This post is the third in a series of posts on priorities in healthcare facility planning. As a brief recap, the priorities I identified are:
#2: Efficiency, and
#3: Patient Satisfaction.
Even though I have prioritized patient satisfaction as third, if one looked at the amount of coverage in the media, it would seem that facility designs to support patient satisfaction are the number one priority. But, unfortunately, many of these articles are based on opinion and, often, the opinions are inconsistent. Therefore, this blog post will be based on recent research regarding patient satisfaction and what impact it has on facility design.
In 2012, JD Powers and Associates conducted a study of the impact of facilities on patient satisfaction. The study found that only 19% of hospital patients indicated that facilities had an impact on their satisfaction. This is significantly lower than upscale hotel patrons of which 48% indicated that the physical facility impacted their satisfaction.
So this data begs the question: if it is not facilities, then what impacts patient satisfaction. In the same JD Powers study, other factors were surveyed and, as illustrated in the figure below, doctors and nurses matter. More than a third up to a half of inpatients, outpatients and ED patients indicated that doctors and nurses had a significant impact on their satisfaction.
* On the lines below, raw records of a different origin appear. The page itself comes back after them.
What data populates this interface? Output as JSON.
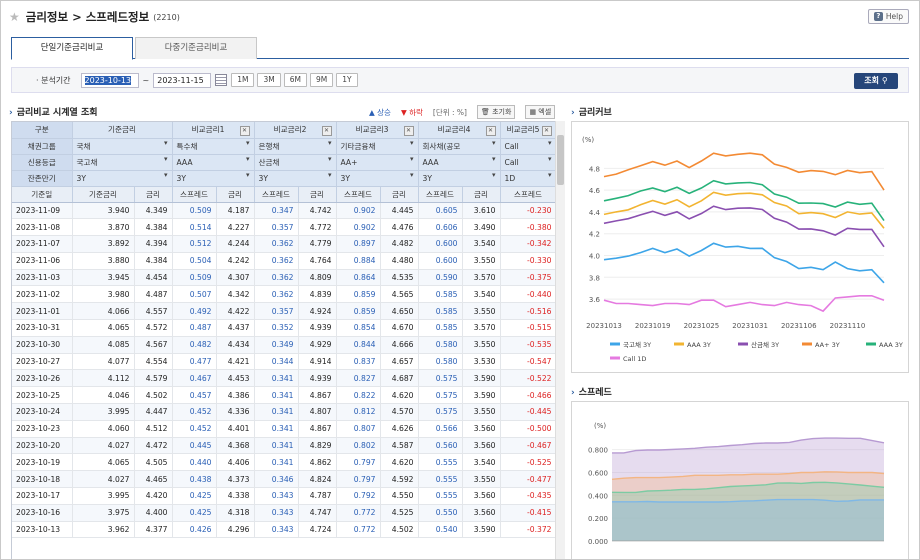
{
  "header": {
    "title": "금리정보 > 스프레드정보",
    "code": "(2210)",
    "help": "Help"
  },
  "tabs": [
    "단일기준금리비교",
    "다중기준금리비교"
  ],
  "filter": {
    "label": "· 분석기간",
    "from": "2023-10-13",
    "sep": "~",
    "to": "2023-11-15",
    "periods": [
      "1M",
      "3M",
      "6M",
      "9M",
      "1Y"
    ],
    "search": "조회"
  },
  "left": {
    "title": "금리비교 시계열 조회",
    "up": "▲ 상승",
    "down": "▼ 하락",
    "unit": "[단위 : %]",
    "reset": "초기화",
    "excel": "엑셀"
  },
  "grid": {
    "hdr1": [
      "구분",
      "기준금리",
      "비교금리1",
      "비교금리2",
      "비교금리3",
      "비교금리4",
      "비교금리5"
    ],
    "hdr2": [
      "채권그룹",
      "국채",
      "특수채",
      "은행채",
      "기타금융채",
      "회사채(공모",
      "Call"
    ],
    "hdr3": [
      "신용등급",
      "국고채",
      "AAA",
      "산금채",
      "AA+",
      "AAA",
      "Call"
    ],
    "hdr4": [
      "잔존만기",
      "3Y",
      "3Y",
      "3Y",
      "3Y",
      "3Y",
      "1D"
    ],
    "colh": [
      "기준일",
      "기준금리",
      "금리",
      "스프레드",
      "금리",
      "스프레드",
      "금리",
      "스프레드",
      "금리",
      "스프레드",
      "금리",
      "스프레드"
    ],
    "rows": [
      [
        "2023-11-09",
        "3.940",
        "4.349",
        "0.509",
        "4.187",
        "0.347",
        "4.742",
        "0.902",
        "4.445",
        "0.605",
        "3.610",
        "-0.230"
      ],
      [
        "2023-11-08",
        "3.870",
        "4.384",
        "0.514",
        "4.227",
        "0.357",
        "4.772",
        "0.902",
        "4.476",
        "0.606",
        "3.490",
        "-0.380"
      ],
      [
        "2023-11-07",
        "3.892",
        "4.394",
        "0.512",
        "4.244",
        "0.362",
        "4.779",
        "0.897",
        "4.482",
        "0.600",
        "3.540",
        "-0.342"
      ],
      [
        "2023-11-06",
        "3.880",
        "4.384",
        "0.504",
        "4.242",
        "0.362",
        "4.764",
        "0.884",
        "4.480",
        "0.600",
        "3.550",
        "-0.330"
      ],
      [
        "2023-11-03",
        "3.945",
        "4.454",
        "0.509",
        "4.307",
        "0.362",
        "4.809",
        "0.864",
        "4.535",
        "0.590",
        "3.570",
        "-0.375"
      ],
      [
        "2023-11-02",
        "3.980",
        "4.487",
        "0.507",
        "4.342",
        "0.362",
        "4.839",
        "0.859",
        "4.565",
        "0.585",
        "3.540",
        "-0.440"
      ],
      [
        "2023-11-01",
        "4.066",
        "4.557",
        "0.492",
        "4.422",
        "0.357",
        "4.924",
        "0.859",
        "4.650",
        "0.585",
        "3.550",
        "-0.516"
      ],
      [
        "2023-10-31",
        "4.065",
        "4.572",
        "0.487",
        "4.437",
        "0.352",
        "4.939",
        "0.854",
        "4.670",
        "0.585",
        "3.570",
        "-0.515"
      ],
      [
        "2023-10-30",
        "4.085",
        "4.567",
        "0.482",
        "4.434",
        "0.349",
        "4.929",
        "0.844",
        "4.666",
        "0.580",
        "3.550",
        "-0.535"
      ],
      [
        "2023-10-27",
        "4.077",
        "4.554",
        "0.477",
        "4.421",
        "0.344",
        "4.914",
        "0.837",
        "4.657",
        "0.580",
        "3.530",
        "-0.547"
      ],
      [
        "2023-10-26",
        "4.112",
        "4.579",
        "0.467",
        "4.453",
        "0.341",
        "4.939",
        "0.827",
        "4.687",
        "0.575",
        "3.590",
        "-0.522"
      ],
      [
        "2023-10-25",
        "4.046",
        "4.502",
        "0.457",
        "4.386",
        "0.341",
        "4.867",
        "0.822",
        "4.620",
        "0.575",
        "3.590",
        "-0.466"
      ],
      [
        "2023-10-24",
        "3.995",
        "4.447",
        "0.452",
        "4.336",
        "0.341",
        "4.807",
        "0.812",
        "4.570",
        "0.575",
        "3.550",
        "-0.445"
      ],
      [
        "2023-10-23",
        "4.060",
        "4.512",
        "0.452",
        "4.401",
        "0.341",
        "4.867",
        "0.807",
        "4.626",
        "0.566",
        "3.560",
        "-0.500"
      ],
      [
        "2023-10-20",
        "4.027",
        "4.472",
        "0.445",
        "4.368",
        "0.341",
        "4.829",
        "0.802",
        "4.587",
        "0.560",
        "3.560",
        "-0.467"
      ],
      [
        "2023-10-19",
        "4.065",
        "4.505",
        "0.440",
        "4.406",
        "0.341",
        "4.862",
        "0.797",
        "4.620",
        "0.555",
        "3.540",
        "-0.525"
      ],
      [
        "2023-10-18",
        "4.027",
        "4.465",
        "0.438",
        "4.373",
        "0.346",
        "4.824",
        "0.797",
        "4.592",
        "0.555",
        "3.550",
        "-0.477"
      ],
      [
        "2023-10-17",
        "3.995",
        "4.420",
        "0.425",
        "4.338",
        "0.343",
        "4.787",
        "0.792",
        "4.550",
        "0.555",
        "3.560",
        "-0.435"
      ],
      [
        "2023-10-16",
        "3.975",
        "4.400",
        "0.425",
        "4.318",
        "0.343",
        "4.747",
        "0.772",
        "4.525",
        "0.550",
        "3.560",
        "-0.415"
      ],
      [
        "2023-10-13",
        "3.962",
        "4.377",
        "0.426",
        "4.296",
        "0.343",
        "4.724",
        "0.772",
        "4.502",
        "0.540",
        "3.590",
        "-0.372"
      ]
    ]
  },
  "curve": {
    "title": "금리커브",
    "yunit": "(%)"
  },
  "spread": {
    "title": "스프레드",
    "yunit": "(%)"
  },
  "chart_data": [
    {
      "type": "line",
      "x": [
        "20231013",
        "20231016",
        "20231017",
        "20231018",
        "20231019",
        "20231020",
        "20231023",
        "20231024",
        "20231025",
        "20231026",
        "20231027",
        "20231030",
        "20231031",
        "20231101",
        "20231102",
        "20231103",
        "20231106",
        "20231107",
        "20231108",
        "20231109",
        "20231110",
        "20231113",
        "20231114",
        "20231115"
      ],
      "xticks": [
        "20231013",
        "20231019",
        "20231025",
        "20231031",
        "20231106",
        "20231110"
      ],
      "yticks": [
        "3.6",
        "3.8",
        "4.0",
        "4.2",
        "4.4",
        "4.6",
        "4.8"
      ],
      "ylim": [
        3.5,
        4.95
      ],
      "series": [
        {
          "name": "국고채 3Y",
          "color": "#3da5e8",
          "values": [
            3.962,
            3.975,
            3.995,
            4.027,
            4.065,
            4.027,
            4.06,
            3.995,
            4.046,
            4.112,
            4.077,
            4.085,
            4.065,
            4.066,
            3.98,
            3.945,
            3.88,
            3.892,
            3.87,
            3.94,
            3.88,
            3.86,
            3.87,
            3.75
          ]
        },
        {
          "name": "AAA 3Y",
          "color": "#f2b431",
          "values": [
            4.377,
            4.4,
            4.42,
            4.465,
            4.505,
            4.472,
            4.512,
            4.447,
            4.502,
            4.579,
            4.554,
            4.567,
            4.572,
            4.557,
            4.487,
            4.454,
            4.384,
            4.394,
            4.384,
            4.349,
            4.4,
            4.38,
            4.39,
            4.25
          ]
        },
        {
          "name": "산금채 3Y",
          "color": "#8a4fb0",
          "values": [
            4.296,
            4.318,
            4.338,
            4.373,
            4.406,
            4.368,
            4.401,
            4.336,
            4.386,
            4.453,
            4.421,
            4.434,
            4.437,
            4.422,
            4.342,
            4.307,
            4.242,
            4.244,
            4.227,
            4.187,
            4.25,
            4.24,
            4.24,
            4.08
          ]
        },
        {
          "name": "AA+ 3Y",
          "color": "#f38a33",
          "values": [
            4.724,
            4.747,
            4.787,
            4.824,
            4.862,
            4.829,
            4.867,
            4.807,
            4.867,
            4.939,
            4.914,
            4.929,
            4.939,
            4.924,
            4.839,
            4.809,
            4.764,
            4.779,
            4.772,
            4.742,
            4.78,
            4.76,
            4.77,
            4.6
          ]
        },
        {
          "name": "AAA 3Y",
          "color": "#27b27a",
          "values": [
            4.502,
            4.525,
            4.55,
            4.592,
            4.62,
            4.587,
            4.626,
            4.57,
            4.62,
            4.687,
            4.657,
            4.666,
            4.67,
            4.65,
            4.565,
            4.535,
            4.48,
            4.482,
            4.476,
            4.445,
            4.49,
            4.47,
            4.48,
            4.32
          ]
        },
        {
          "name": "Call 1D",
          "color": "#e57ae0",
          "values": [
            3.59,
            3.56,
            3.56,
            3.55,
            3.54,
            3.56,
            3.56,
            3.55,
            3.59,
            3.59,
            3.53,
            3.55,
            3.57,
            3.55,
            3.54,
            3.57,
            3.55,
            3.54,
            3.49,
            3.61,
            3.62,
            3.63,
            3.63,
            3.59
          ]
        }
      ]
    },
    {
      "type": "area",
      "yticks": [
        "0.800",
        "0.600",
        "0.400",
        "0.200",
        "0.000",
        "-0.200"
      ],
      "ylim": [
        -0.22,
        0.92
      ],
      "series": [
        {
          "name": "AA+ 3Y",
          "color": "#b79ad2",
          "values": [
            0.772,
            0.772,
            0.792,
            0.797,
            0.797,
            0.802,
            0.807,
            0.812,
            0.822,
            0.827,
            0.837,
            0.844,
            0.854,
            0.859,
            0.859,
            0.864,
            0.884,
            0.897,
            0.902,
            0.902,
            0.9,
            0.9,
            0.88,
            0.86
          ]
        },
        {
          "name": "AAA 3Y",
          "color": "#f3b583",
          "values": [
            0.54,
            0.55,
            0.555,
            0.555,
            0.555,
            0.56,
            0.566,
            0.575,
            0.575,
            0.575,
            0.58,
            0.58,
            0.585,
            0.585,
            0.585,
            0.59,
            0.6,
            0.6,
            0.606,
            0.605,
            0.6,
            0.6,
            0.6,
            0.59
          ]
        },
        {
          "name": "AAA 3Y",
          "color": "#7ccba3",
          "values": [
            0.426,
            0.425,
            0.425,
            0.438,
            0.44,
            0.445,
            0.452,
            0.452,
            0.457,
            0.467,
            0.477,
            0.482,
            0.487,
            0.492,
            0.507,
            0.509,
            0.504,
            0.512,
            0.514,
            0.509,
            0.5,
            0.49,
            0.48,
            0.47
          ]
        },
        {
          "name": "산금채 3Y",
          "color": "#7fb8e6",
          "values": [
            0.343,
            0.343,
            0.343,
            0.346,
            0.341,
            0.341,
            0.341,
            0.341,
            0.341,
            0.341,
            0.344,
            0.349,
            0.352,
            0.357,
            0.362,
            0.362,
            0.362,
            0.362,
            0.357,
            0.347,
            0.35,
            0.36,
            0.36,
            0.36
          ]
        }
      ]
    }
  ]
}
Recently, patient satisfaction has been tied to a hospital’s HCAPS (Hospital Consumer of Healthcare Providers and Systems) score. This survey, administered to a random sample of adult patients within 48 hours of discharge, was developed using a rigorous scientific process, was endorsed by the National Quality forum and was approved for standardized national public reporting by the Office of Management and Budget in 2006. Most recently, incentive based payments have been tied to a hospital’s HCAPS score.
The HCAPS survey was designed to evaluate the patient experience but, interestingly, only two questions relate to facilities; one related to cleanliness and one related to noise. Therefore, one may derive that a clean and quiet hospital environment matters to patients. To me cleanliness is relatively straight forward but noise deserves further discussion.
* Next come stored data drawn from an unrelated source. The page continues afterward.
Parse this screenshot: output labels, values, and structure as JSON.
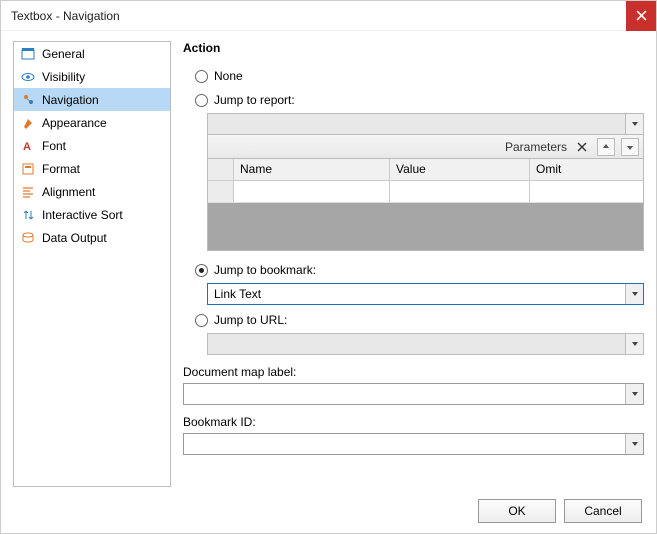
{
  "window": {
    "title": "Textbox - Navigation"
  },
  "sidebar": {
    "items": [
      {
        "label": "General",
        "icon": "general-icon"
      },
      {
        "label": "Visibility",
        "icon": "visibility-icon"
      },
      {
        "label": "Navigation",
        "icon": "navigation-icon",
        "selected": true
      },
      {
        "label": "Appearance",
        "icon": "appearance-icon"
      },
      {
        "label": "Font",
        "icon": "font-icon"
      },
      {
        "label": "Format",
        "icon": "format-icon"
      },
      {
        "label": "Alignment",
        "icon": "alignment-icon"
      },
      {
        "label": "Interactive Sort",
        "icon": "interactive-sort-icon"
      },
      {
        "label": "Data Output",
        "icon": "data-output-icon"
      }
    ]
  },
  "main": {
    "section_title": "Action",
    "radios": {
      "none": "None",
      "jump_report": "Jump to report:",
      "jump_bookmark": "Jump to bookmark:",
      "jump_url": "Jump to URL:"
    },
    "jump_report": {
      "value": "",
      "params_label": "Parameters",
      "columns": {
        "name": "Name",
        "value": "Value",
        "omit": "Omit"
      },
      "rows": [
        {
          "name": "",
          "value": "",
          "omit": ""
        }
      ]
    },
    "jump_bookmark": {
      "value": "Link Text"
    },
    "jump_url": {
      "value": ""
    },
    "doc_map": {
      "label": "Document map label:",
      "value": ""
    },
    "bookmark_id": {
      "label": "Bookmark ID:",
      "value": ""
    }
  },
  "footer": {
    "ok": "OK",
    "cancel": "Cancel"
  },
  "colors": {
    "selected_bg": "#b7d9f5",
    "close_bg": "#c9302c",
    "active_border": "#1e6fbf"
  }
}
Apparently, noise is a common complaint for hospitalized patients. A study by the University of Chicago Pritzker School of Medicine in 2012 found that the average sound level in hospitals is slightly less than 50 decibels while the recommended sound level is 30 decibels. So, there is clearly opportunity for improvement.
A second study, evaluating what types of noise patients found as most disruptive, showed that the most disruptive noise was staff conversations (65%). This is important, as it must be addressed with behavioral changes as well as physical changes.
Once the behavioral component of loud staff conversations has been addressed, other strategies to reduce noise levels that may be considered are:
- Decentralizing staff
- Enclosing staff congregating areas
- Providing gentle curves in the design
- Carpeting appropriate areas
- Installing sound absorbing materials on walls and ceilings
- Providing ceiling baffles
- Utilizing silent communication systems
- Equipping carts and movable equipment with “silent” wheels
In conclusion, a beautifully designed facility is certainly something that will be enjoyed by patients and family, but in the end, the key things that matter to patients are the doctors and nurses, a clean facility and a quiet facility. Being aware of this research will help hospitals prioritize how they spend money allocated to improve patient satisfaction with the facility.